Todavia existe uma realidade que ninguém quer falar. As mulheres que se interessam em ser candidatas, após a disputa eleitoral não tem as mesmas oportunidades dadas aos homens. Tendo dificuldade imensa de continuarem a trajetória rumo às urnas no futuro. Sejamos, sinceros qual homem foi eleito do nada? Simplesmente saiu candidato e ganhou?Isso não existe A maioria dos homens hoje eleitos tem trajetória semelhante. Eles eram líderes de alguma coisa,se lançaram candidatos e tiveram votos, uns mais outros menos, uns com algum dinheiro Boutros sem nenhum centavo apenas com sua ideologia. Até aqui líderes homens e mulheres se igualam.
Mas quando acaba o período eleitoral na maioria das vezes a história se divide exatamente aqui, no pós eleições.


A partir de então os homens cujo o partido acha que podem ter melhor desempenho na próxima eleição, vão ter oportunidades na maioria das vezes negadas as mulheres. Passam a ocupar espaços de decisão, como Secretarias ou subsecretarias, pastas, condenações, gerir projetos etc. Isso fortalece sua liderança nas áreas que são de seu perfil, dando-lhes condições financeiras,de juntar dinheiro pra próxima campanha, oportunidades de ampliar seus conhecimentos, tanto politicamente, como de ampliar conhecimento de gestão, de prestar serviços relevantes a comunidade e com isso ser mais conhecido, e por fim ter a oportunidade de realizar algum projeto seu. Isso dá a eles a oportunidade da sociedade lhes conhecer.

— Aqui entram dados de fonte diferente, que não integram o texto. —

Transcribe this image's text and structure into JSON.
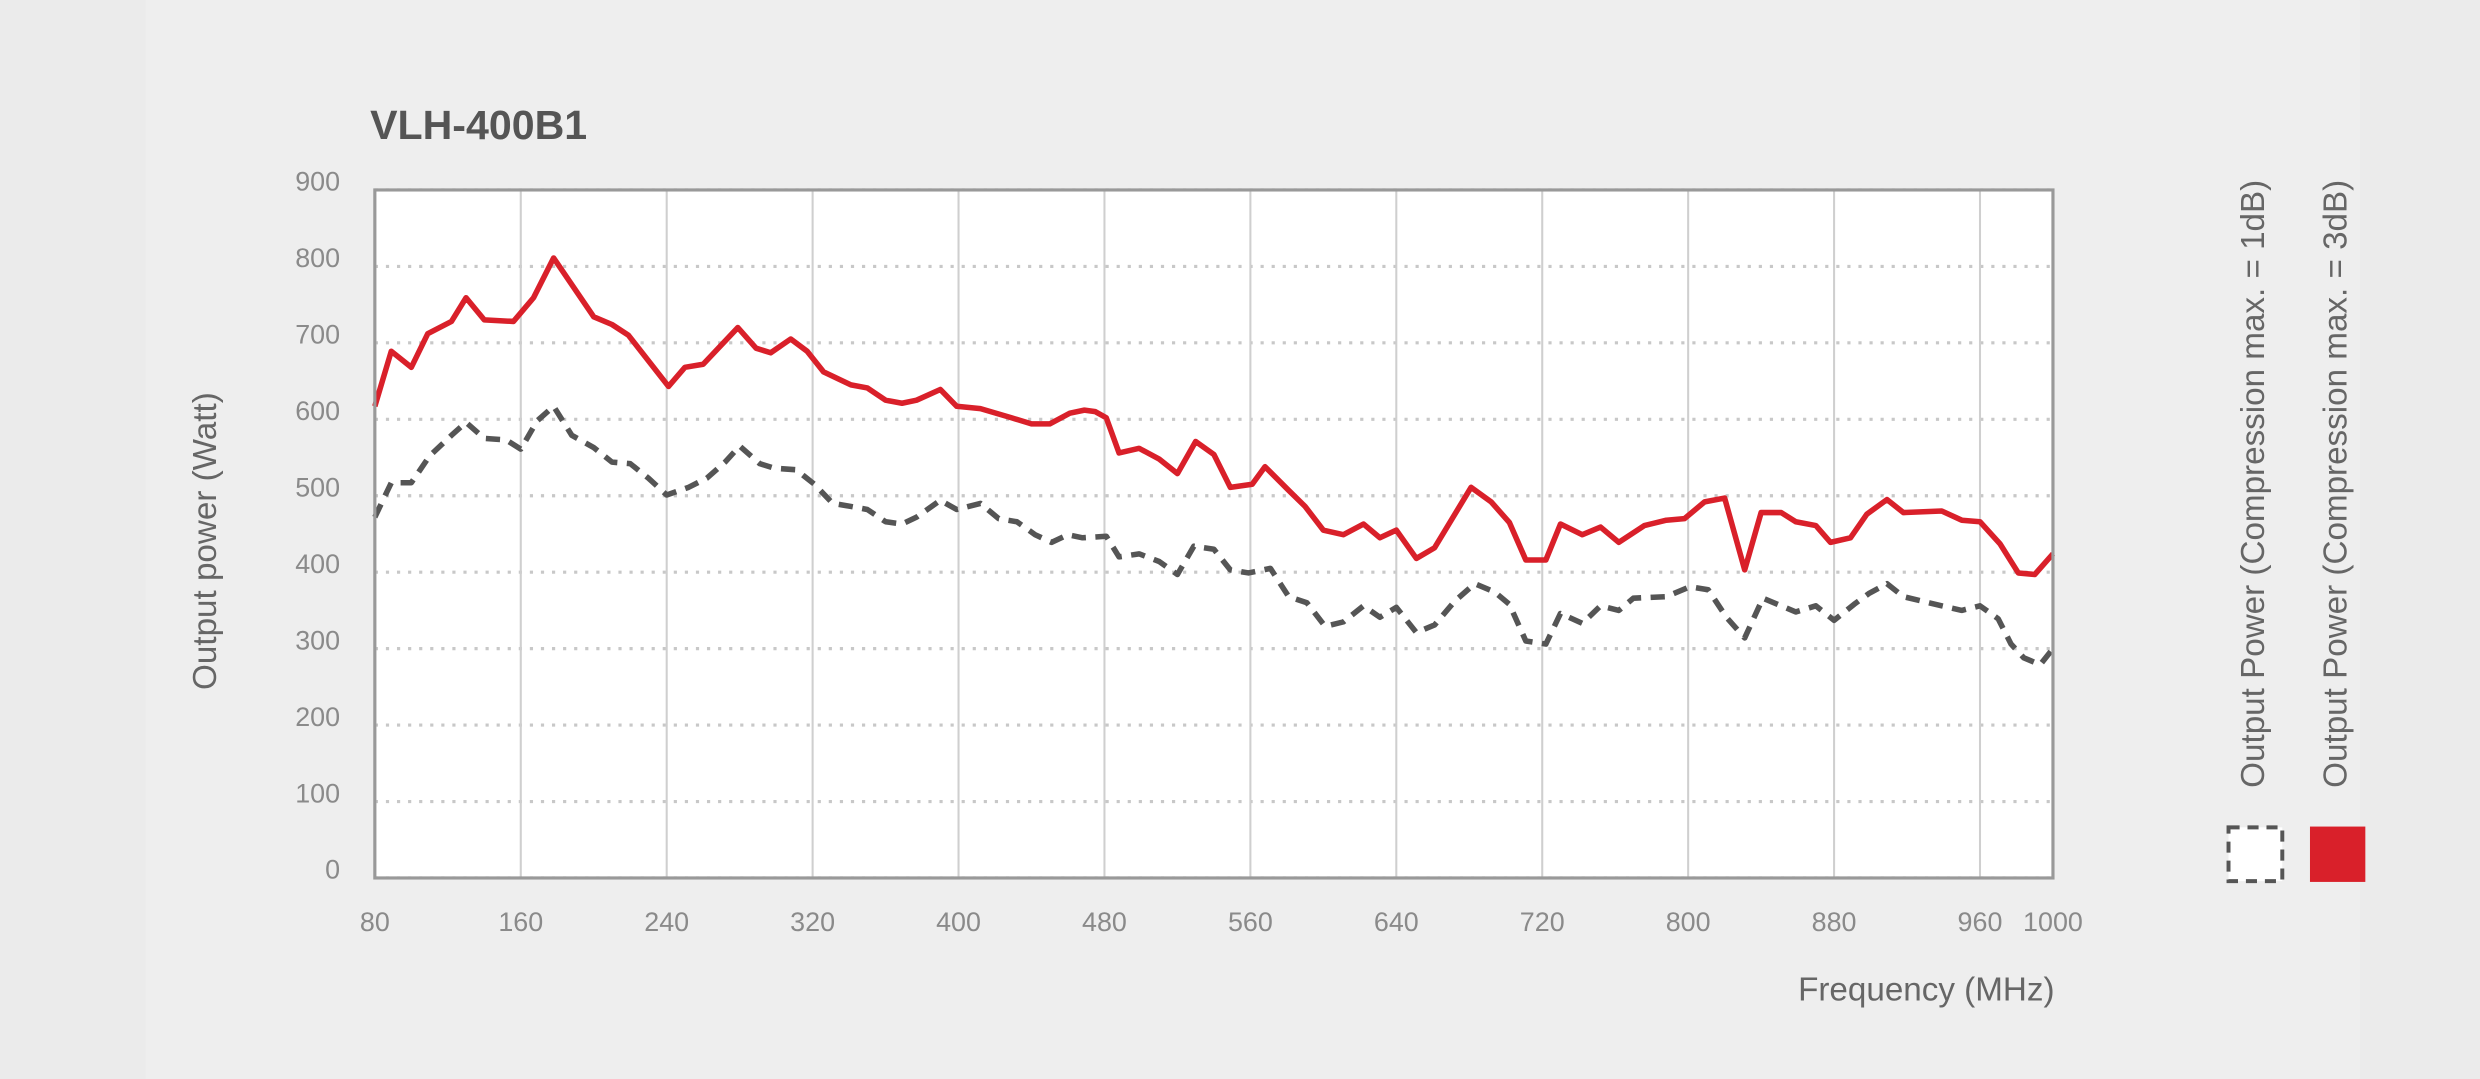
{
  "chart_data": {
    "type": "line",
    "title": "VLH-400B1",
    "x_label": "Frequency (MHz)",
    "y_label": "Output power (Watt)",
    "xlim": [
      80,
      1000
    ],
    "xticks": [
      80,
      160,
      240,
      320,
      400,
      480,
      560,
      640,
      720,
      800,
      880,
      960,
      1000
    ],
    "ylim": [
      0,
      900
    ],
    "yticks": [
      0,
      100,
      200,
      300,
      400,
      500,
      600,
      700,
      800,
      900
    ],
    "grid": true,
    "legend": "right",
    "series": [
      {
        "name": "Output Power (Compression max. = 1dB)",
        "color": "#555555",
        "style": "dashed",
        "x": [
          80,
          89,
          100,
          110,
          122,
          130,
          140,
          152,
          160,
          169,
          178,
          188,
          200,
          210,
          220,
          230,
          240,
          252,
          262,
          272,
          280,
          291,
          299,
          311,
          321,
          331,
          341,
          350,
          360,
          369,
          377,
          390,
          399,
          412,
          422,
          432,
          442,
          451,
          460,
          468,
          481,
          488,
          499,
          510,
          520,
          529,
          540,
          549,
          559,
          571,
          581,
          591,
          601,
          611,
          622,
          631,
          640,
          651,
          661,
          672,
          683,
          694,
          702,
          711,
          722,
          730,
          742,
          752,
          762,
          770,
          788,
          801,
          811,
          821,
          831,
          841,
          851,
          859,
          870,
          880,
          891,
          899,
          909,
          918,
          939,
          950,
          960,
          970,
          977,
          984,
          993,
          1000
        ],
        "values": [
          472,
          517,
          517,
          552,
          579,
          596,
          575,
          573,
          561,
          598,
          617,
          579,
          563,
          544,
          542,
          523,
          501,
          511,
          523,
          544,
          565,
          542,
          536,
          534,
          515,
          490,
          486,
          482,
          466,
          463,
          472,
          494,
          482,
          490,
          470,
          466,
          449,
          439,
          449,
          445,
          447,
          420,
          424,
          414,
          397,
          434,
          430,
          403,
          399,
          405,
          368,
          360,
          329,
          335,
          356,
          341,
          354,
          321,
          331,
          362,
          385,
          374,
          358,
          310,
          306,
          346,
          333,
          356,
          350,
          366,
          368,
          381,
          377,
          341,
          314,
          366,
          356,
          348,
          356,
          337,
          358,
          372,
          385,
          368,
          356,
          350,
          356,
          339,
          306,
          288,
          279,
          300
        ]
      },
      {
        "name": "Output Power (Compression max. = 3dB)",
        "color": "#d9202a",
        "style": "solid",
        "x": [
          80,
          89,
          100,
          109,
          122,
          130,
          140,
          156,
          167,
          178,
          200,
          210,
          219,
          241,
          250,
          260,
          279,
          289,
          297,
          308,
          317,
          326,
          341,
          350,
          360,
          369,
          377,
          390,
          399,
          412,
          429,
          440,
          450,
          461,
          469,
          475,
          481,
          488,
          499,
          510,
          520,
          530,
          540,
          549,
          561,
          568,
          581,
          590,
          600,
          611,
          622,
          631,
          640,
          651,
          661,
          681,
          692,
          702,
          711,
          722,
          730,
          742,
          752,
          762,
          776,
          788,
          798,
          809,
          820,
          831,
          840,
          851,
          859,
          870,
          878,
          889,
          898,
          909,
          918,
          939,
          950,
          960,
          971,
          981,
          990,
          1000
        ],
        "values": [
          617,
          689,
          668,
          712,
          728,
          759,
          730,
          728,
          759,
          811,
          734,
          724,
          710,
          643,
          668,
          672,
          720,
          693,
          687,
          705,
          689,
          662,
          645,
          641,
          625,
          621,
          625,
          639,
          617,
          614,
          602,
          594,
          594,
          608,
          612,
          610,
          602,
          556,
          562,
          548,
          529,
          571,
          554,
          511,
          515,
          538,
          507,
          486,
          455,
          449,
          463,
          445,
          455,
          418,
          432,
          511,
          492,
          465,
          416,
          416,
          463,
          449,
          459,
          439,
          461,
          468,
          470,
          492,
          497,
          403,
          478,
          478,
          466,
          461,
          439,
          445,
          476,
          495,
          478,
          480,
          468,
          466,
          437,
          399,
          397,
          424
        ]
      }
    ]
  }
}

Agora vamos a realidade cruel. A mulher não tem esse mesmo tratamento. Seus talentos, formação e aptidões, não são incentivadas pelos partidos. Ela tem por vezes mais voto que os homens na sua primeira tentativa, e os partidos ignoram sua liderança. Ela caminha sozinha, como se nem partido tivesse. Os partidos são geridos por homens que não dão as mesmas chances a elas. A maioria das ex candidatas luta sozinha, sem nenhum apoio.Para líderes homens toda oportunidade,já para líderes mulheres toda dificuldade. Parece que querem nos apagar da política. Parece que temos importância somente para ocupar os 30% da chapa porque é obrigatório. Depois somos abandonadas a nossa própria sorte.Raramente existe exceção. E geralmente essas poucas exceções estão vinculadas a candidata ter vínculo familiar com algum nome masculino da política. Ou ela ter recursos financeiros próprios e não depender do partido pra nada. 

Façam uma pesquisa vejam quantos homens ex-candidatos foram aproveitados pelos seus respectivos partidos, estando hoje em funções de relevância. 
E compare com as candidatas. 
Depois o próprio partido crítica essas mulheres por terem tido cada vez menos votos, é comum escutar no meio político que mulher raramente tem voto, que não valem a pena o esforço e investimentos. Mas ninguém se perguntou se uma ex-candidata tem para o partido a mesma importância dada aos homens, a mesma oportunidade. Parabéns a todas as mulheres que contra tudo e contra todos continuam na política! Nós insistimos em estar no meio político, insistimos em ser ouvidas mesmo diante da segregação de gênero a que somos submetidas. Nós somos a verdadeira resistência, e lugar de mulher é o de ela quiser. Resista não permita que ninguém lhe faça desistir!